Damn few ever do anything in their careers that would qualify them for a chapter in the next edition of “Profiles in Courage.”
I say all this to introduce a topic that didn't used to be all that controversial, at least not in business circles. But lately that's changed.
The issue is free trade.
We've long held a position in favor of free trade. Our editorial agenda, which we update and publish in the first issue of every year, states: “Free trade encourages efficiency and inspires stability around the world.”
Sure, free trade causes disruption sometimes. But in the big picture, if we can have a level playing field, free trade should reward the best companies in the world.
And now, thanks to a new report from the Society of the Plastics Industry Inc., we have proof that's true. And what's really interesting is that many of those world-class companies are based in the United States, and they manufacture plastic materials, parts, tools and equipment.

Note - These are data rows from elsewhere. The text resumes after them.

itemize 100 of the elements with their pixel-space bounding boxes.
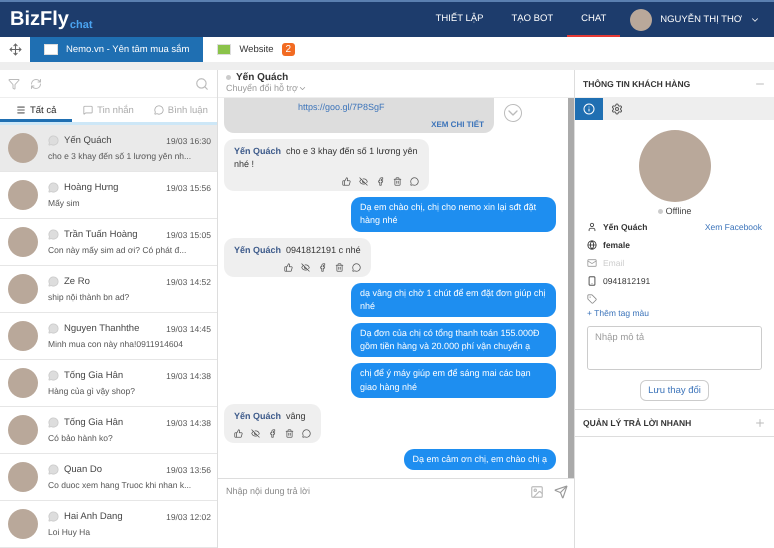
contact-name: Tống Gia Hân [64, 370, 124, 381]
message-icon [48, 370, 59, 381]
message-icon [48, 135, 59, 146]
message-icon [48, 276, 59, 287]
facebook-icon[interactable] [376, 177, 385, 186]
outgoing-message: Dạ đơn của chị có tổng thanh toán 155.000Đ gồm tiền hàng và 20.000 phí vận chuyển ạ [351, 323, 556, 358]
hide-icon[interactable] [359, 177, 368, 186]
customer-name: Yến Quách [603, 222, 648, 232]
user-name[interactable]: NGUYỄN THỊ THƠ [660, 14, 742, 25]
mail-icon [587, 258, 597, 268]
send-icon[interactable] [554, 485, 568, 499]
contact-name: Hai Anh Dang [64, 511, 124, 522]
like-icon[interactable] [342, 177, 351, 186]
message-icon [48, 323, 59, 334]
message-icon [48, 229, 59, 240]
reply-icon[interactable] [410, 177, 419, 186]
message-time: 19/03 14:38 [166, 370, 211, 380]
message-icon [48, 417, 59, 428]
status-text: Offline [658, 206, 692, 216]
count-badge: 2 [282, 43, 296, 56]
avatar-placeholder [8, 368, 38, 398]
message-icon [48, 464, 59, 475]
contact-name: Nguyen Thanhthe [64, 323, 140, 334]
user-avatar [630, 8, 652, 30]
customer-phone: 0941812191 [603, 276, 650, 286]
trash-icon[interactable] [334, 262, 344, 272]
reply-icon[interactable] [352, 262, 361, 272]
outgoing-message: dạ vâng chị chờ 1 chút để em đặt đơn giúp chị nhé [351, 282, 556, 318]
page-icon [217, 44, 232, 55]
link[interactable]: https://goo.gl/7P8SgF [298, 102, 484, 112]
message-time: 19/03 16:30 [166, 136, 211, 146]
panel-title: QUẢN LÝ TRẢ LỜI NHANH [583, 418, 692, 428]
chat-contact-name: Yến Quách [226, 72, 566, 83]
settings-icon [611, 103, 623, 115]
move-icon[interactable] [8, 43, 22, 56]
conversation-item[interactable]: Yến Quách 19/03 16:30 cho e 3 khay đến số 1 lương yên nh... [0, 125, 217, 172]
tag-icon [587, 294, 597, 304]
message-preview: Có bảo hành ko? [48, 433, 114, 443]
trash-icon[interactable] [285, 428, 294, 438]
message-preview: ship nội thành bn ad? [48, 292, 130, 302]
contact-name: Ze Ro [64, 276, 91, 287]
message-time: 19/03 14:45 [166, 324, 211, 334]
trash-icon[interactable] [393, 177, 402, 186]
facebook-link[interactable]: Xem Facebook [704, 222, 762, 232]
incoming-message: Yến Quách cho e 3 khay đến số 1 lương yên nhé ! [224, 139, 429, 192]
incoming-message: Yến Quách vâng [224, 404, 321, 443]
nav-link[interactable]: TẠO BOT [497, 2, 568, 37]
message-preview: Hàng của gì vậy shop? [48, 386, 136, 396]
message-preview: Minh mua con này nha!0911914604 [48, 339, 184, 349]
avatar-placeholder [8, 180, 38, 210]
message-preview: Loi Huy Ha [48, 527, 92, 537]
message-preview: Co duoc xem hang Truoc khi nhan k... [48, 480, 192, 490]
description-field[interactable]: Nhập mô tả [587, 326, 762, 370]
nav-link[interactable]: THIẾT LẬP [422, 2, 498, 37]
message-preview: Mấy sim [48, 198, 81, 208]
message-preview: cho e 3 khay đến số 1 lương yên nh... [48, 151, 192, 161]
hide-icon[interactable] [300, 262, 310, 272]
message-time: 19/03 15:05 [166, 230, 211, 240]
tab-icon [16, 105, 26, 115]
outgoing-message: Dạ em chào chị, chị cho nemo xin lại sđt đặt hàng nhé [351, 197, 556, 232]
contact-name: Tống Gia Hân [64, 417, 124, 428]
incoming-message: Yến Quách 0941812191 c nhé [224, 238, 371, 277]
avatar-placeholder [8, 274, 38, 304]
message-preview: Con này mấy sim ad ơi? Có phát đ... [48, 245, 188, 255]
contact-name: Quan Do [64, 464, 104, 475]
message-time: 19/03 13:56 [166, 464, 211, 474]
hide-icon[interactable] [251, 428, 260, 438]
facebook-icon[interactable] [268, 428, 277, 438]
info-tab[interactable] [575, 98, 603, 120]
avatar-placeholder [8, 462, 38, 492]
avatar-placeholder [8, 133, 38, 163]
details-link[interactable]: XEM CHI TIẾT [431, 120, 484, 129]
facebook-icon[interactable] [318, 262, 327, 272]
user-icon [587, 222, 597, 232]
phone-icon [587, 276, 597, 286]
like-icon[interactable] [284, 262, 293, 272]
save-button[interactable]: Lưu thay đổi [640, 380, 709, 401]
message-icon [48, 182, 59, 193]
message-time: 19/03 14:38 [166, 418, 211, 428]
message-time: 19/03 12:02 [166, 512, 211, 522]
reply-icon[interactable] [302, 428, 311, 438]
avatar-placeholder [8, 321, 38, 351]
contact-name: Yến Quách [64, 135, 113, 146]
avatar-placeholder [8, 227, 38, 257]
avatar-placeholder [8, 415, 38, 445]
like-icon[interactable] [234, 428, 243, 438]
customer-gender: female [603, 240, 630, 250]
info-icon [583, 103, 595, 115]
status-dot [226, 75, 231, 80]
outgoing-message: Dạ em cảm ơn chị, em chào chị ạ [404, 448, 556, 470]
outgoing-message: chị để ý máy giúp em để sáng mai các bạn giao hàng nhé [351, 363, 556, 398]
avatar-placeholder [8, 509, 38, 539]
message-time: 19/03 14:52 [166, 276, 211, 286]
add-tag-link[interactable]: + Thêm tag màu [587, 308, 762, 318]
message-icon [48, 511, 59, 522]
page-tab[interactable]: Nemo.vn - Yên tâm mua sắm [30, 37, 204, 62]
tab-icon [154, 105, 164, 115]
message-time: 19/03 15:56 [166, 182, 211, 192]
page-icon [44, 44, 58, 55]
contact-name: Hoàng Hưng [64, 182, 120, 193]
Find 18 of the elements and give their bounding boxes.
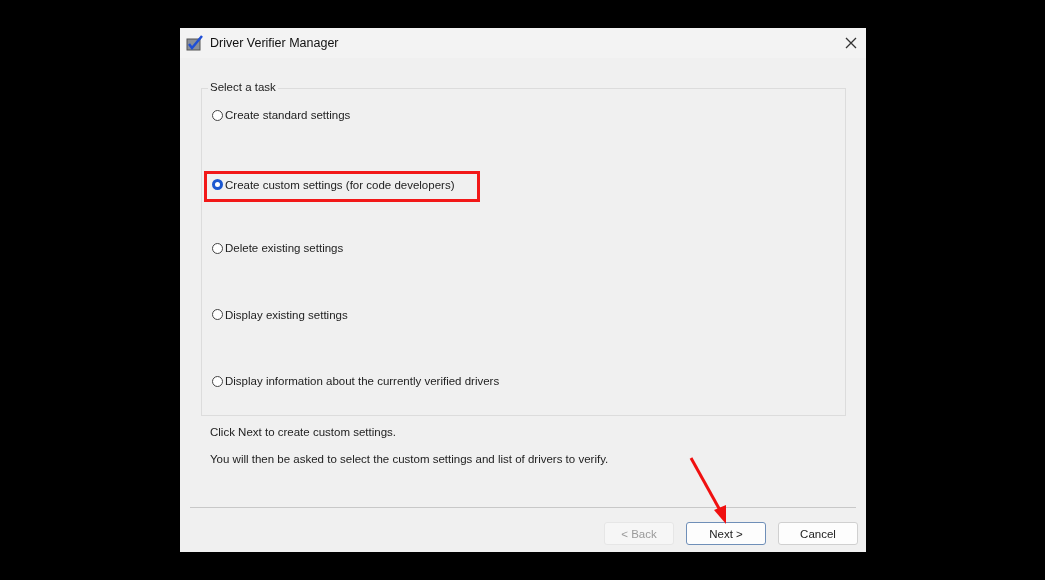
cancel-button[interactable]: Cancel <box>778 522 858 545</box>
radio-button[interactable] <box>212 309 223 320</box>
info-text: Click Next to create custom settings. <box>210 426 397 438</box>
radio-button[interactable] <box>212 375 223 387</box>
radio-option[interactable]: Display existing settings <box>212 308 348 321</box>
close-icon[interactable] <box>844 36 858 50</box>
radio-option[interactable]: Create standard settings <box>212 109 351 121</box>
window-title: Driver Verifier Manager <box>210 36 340 50</box>
radio-option[interactable]: Display information about the currently verified drivers <box>212 375 500 387</box>
radio-option[interactable]: Delete existing settings <box>212 242 344 254</box>
checkmark-icon <box>186 35 204 51</box>
radio-button[interactable] <box>212 179 223 190</box>
radio-button[interactable] <box>212 242 223 254</box>
next-button[interactable]: Next > <box>686 522 766 545</box>
radio-button[interactable] <box>212 109 223 121</box>
radio-option[interactable]: Create custom settings (for code developers) <box>212 178 455 191</box>
info-text: You will then be asked to select the custom settings and list of drivers to verify. <box>210 453 610 465</box>
group-title: Select a task <box>208 81 278 93</box>
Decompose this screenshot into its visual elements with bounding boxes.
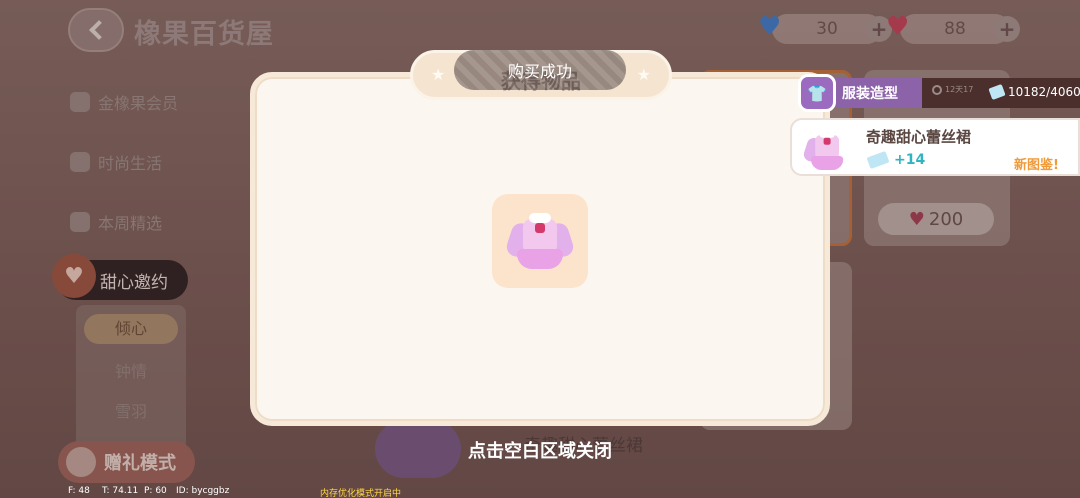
shirt-icon: 👕 (798, 74, 836, 112)
debug-id: ID: bycggbz (176, 486, 230, 496)
lace-dress-icon (802, 128, 844, 170)
reward-item-tile[interactable] (492, 194, 588, 288)
debug-p: P: 60 (144, 486, 167, 496)
memory-mode-text: 内存优化模式开启中 (320, 489, 402, 498)
gain-text: +14 (894, 152, 926, 168)
lace-dress-icon (504, 209, 576, 273)
new-collection-tag: 新图鉴! (1014, 158, 1059, 173)
notification-count: 10182/40606 (988, 83, 1080, 101)
notification-category: 服装造型 (826, 78, 922, 108)
debug-t: T: 74.11 (102, 486, 139, 496)
notification-item-name: 奇趣甜心蕾丝裙 (866, 128, 972, 146)
shard-icon (988, 83, 1006, 101)
purchase-success-toast: 购买成功 (454, 50, 626, 90)
close-hint: 点击空白区域关闭 (468, 441, 612, 462)
clock-icon (932, 84, 942, 95)
shard-icon (866, 150, 890, 170)
gain-value: +14 (866, 150, 926, 170)
count-text: 10182/40606 (1008, 85, 1080, 99)
notification-time: 12天17 (932, 84, 973, 95)
notification-card: 奇趣甜心蕾丝裙 +14 新图鉴! (790, 118, 1080, 176)
debug-fps: F: 48 (68, 486, 90, 496)
time-text: 12天17 (945, 85, 974, 94)
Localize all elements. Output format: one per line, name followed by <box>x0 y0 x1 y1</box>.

SPI released its 2016 Global Business Trends report last week in Chicago. Officials said the report “paints a complex, but ultimately positive and promising, portrait of the U.S. plastics industry.”
Most notably, the U.S. plastics industry remains one of the few manufacturing sectors with a trade surplus. That's largely thanks to the resin sector, which benefits from low cost feedstock and world-scale manufacturing.
But other sectors are outperforming the overall economy. And in the 20 countries where the United States has free trade agreements, U.S. plastics firms have surpluses in plastic products and machinery, as well as in resin.
“Free trade agreements are a good fit for U.S. plastics firms,” Michael Taylor, SPI's international affairs and trade vice president, told Plastics News' Frank Esposito.
The report includes some special analysis on China's plastics industry, which it describes as a key plastics trading partner with the United States.
In 2015, China was the third-largest export market for the U.S. plastics industry, behind Mexico and Canada. U.S. plastics companies exported $5 billion in goods in China, or 8.4 percent of total exports.
But China also has the largest bilateral trade deficit with the U.S. plastics industry, including $12 billion in plastic products alone. And China held 10 percent of the U.S. mold market in 2015, and 5.2 percent of the U.S. machinery market.
The report cites several factors that contribute to the trade deficit with China, including low wages, government subsidies, tariffs, non-tariff trade barriers and currency manipulation.
There's plenty of anecdotal evidence that global companies are reshoring work to North America. But the SPI report notes that “higher wages in China are cutting into the country's competitive advantage, but that has not changed the game so far. China's currency, the RMB, may no longer be undervalued and may not be as manipulated as it once was. Nevertheless, the RMB has been losing value in the last two years, which will further exacerbate the enormous U.S. trade deficit with China.”